The app is not yet finished nor polished, and is currently aimed only at internal use. IT HAS ONLY BEEN TESTED ON WINDOWS.

  • Log file and output folder names/paths are hardcoded.
  • The configuration for output video is currently h.264, and it can only be configured through the code (though that is quite complete for customization).
  • Tests (integration) are not polished yet, they require manual interaction for acknowledging everything is ok (a GUI is shown in each case and waits for user close event).

It's main purpose has been to serve as a convenient util, as well as a playground for working with following Java features:

  • Java8 lambdas and functional interfaces (CVFilter.java class)

  • JavaCV (OpenCV) graphics transformation ported 3rd party library (quite unstable and unrefined yet, almost a one-man convenient effort)

  • State-of-the-art java.util.concurrency (multithreading) package uses in Java 8 (Futures/Promises, Executors/Queues, Locks...), including a custom-made CancellableCompletionService which is really missed in Java. This part has been deliberatedly over-engineered for a small app, with the hope to make the app more robust as soon as more features are added.
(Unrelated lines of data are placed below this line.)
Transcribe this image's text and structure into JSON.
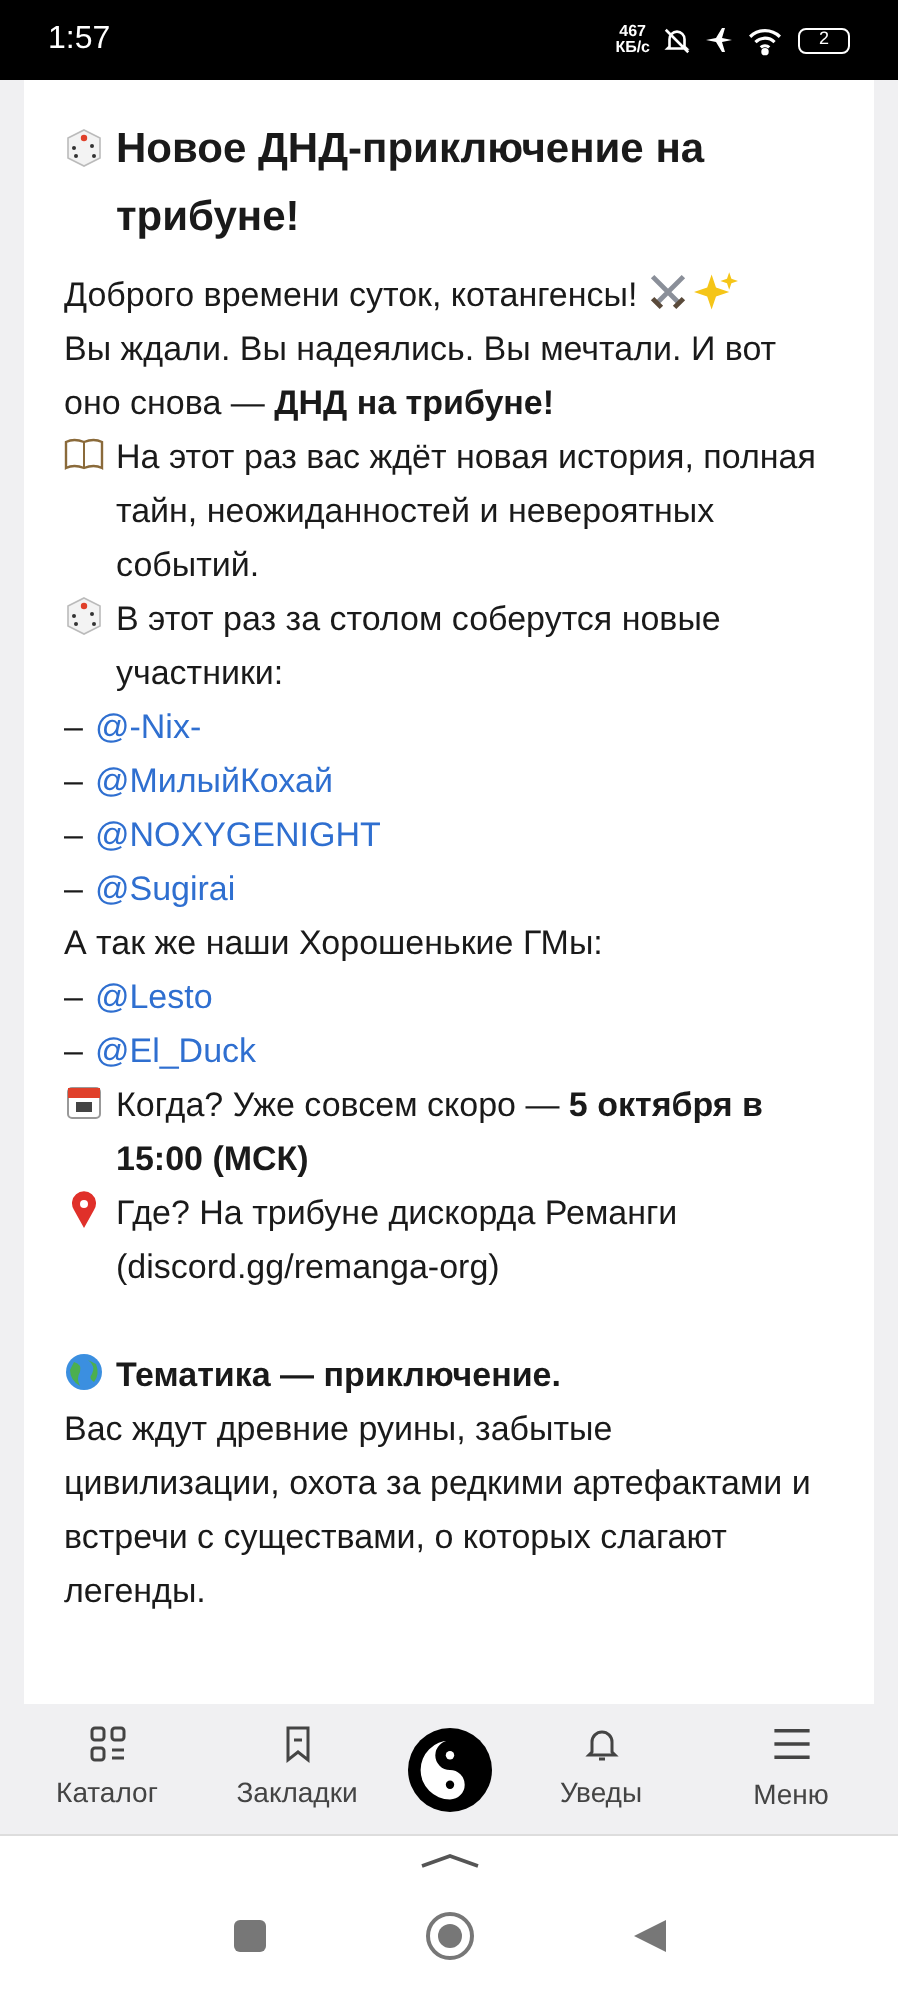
{
  "status_bar": {
    "time": "1:57",
    "speed": "467",
    "speed_unit": "КБ/с",
    "battery": "2"
  },
  "post": {
    "title": "Новое ДНД-приключение на трибуне!",
    "blocks": [
      {
        "kind": "greeting",
        "text": "Доброго времени суток, котангенсы!"
      },
      {
        "kind": "plain",
        "text": "Вы ждали. Вы надеялись. Вы мечтали. И вот оно снова — **ДНД на трибуне!**"
      },
      {
        "kind": "book",
        "text": "На этот раз вас ждёт новая история, полная тайн, неожиданностей и невероятных событий."
      },
      {
        "kind": "dice",
        "text": "В этот раз за столом соберутся новые участники:"
      },
      {
        "kind": "mention",
        "dash": "–",
        "handle": "@-Nix-"
      },
      {
        "kind": "mention",
        "dash": "–",
        "handle": "@МилыйКохай"
      },
      {
        "kind": "mention",
        "dash": "–",
        "handle": "@NOXYGENIGHT"
      },
      {
        "kind": "mention",
        "dash": "–",
        "handle": "@Sugirai"
      },
      {
        "kind": "plain",
        "text": "А так же наши Хорошенькие ГМы:"
      },
      {
        "kind": "mention",
        "dash": "–",
        "handle": "@Lesto"
      },
      {
        "kind": "mention",
        "dash": "–",
        "handle": "@El_Duck"
      },
      {
        "kind": "calendar",
        "text": "Когда? Уже совсем скоро — **5 октября в 15:00 (МСК)**"
      },
      {
        "kind": "pin",
        "text": "Где? На трибуне дискорда Реманги (discord.gg/remanga-org)"
      },
      {
        "kind": "spacer"
      },
      {
        "kind": "globe",
        "text": "Тематика — приключение."
      },
      {
        "kind": "plain",
        "text": "Вас ждут древние руины, забытые цивилизации, охота за редкими артефактами и встречи с существами, о которых слагают легенды."
      }
    ]
  },
  "bottom_nav": [
    {
      "kind": "catalog",
      "label": "Каталог"
    },
    {
      "kind": "bookmarks",
      "label": "Закладки"
    },
    {
      "kind": "logo"
    },
    {
      "kind": "bell",
      "label": "Уведы"
    },
    {
      "kind": "menu",
      "label": "Меню"
    }
  ]
}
  • Third party Keyboard hook libraries in Java, something not provided out-of-the-box with the core

  • Available Tuple libraries in Java are pretty poor. A custom one-size-fits-all generic scalable tuple library has been designed, but due to some limitations of the language and thus the library, it has not been publicly exposed. Indeed, as long as Java lacks features like subgenerics or Self types I hardly believe, an ultimate complete generic tuple library will ever be possible. Even if the performance would probably suffer, that feature would suppose a paradigm shifter in some scenarios, as it would overcome the current single return type limitation of the language, allowing to specify several concrete return types in methods, which would allow also to make contracts (interfaces) much more safe.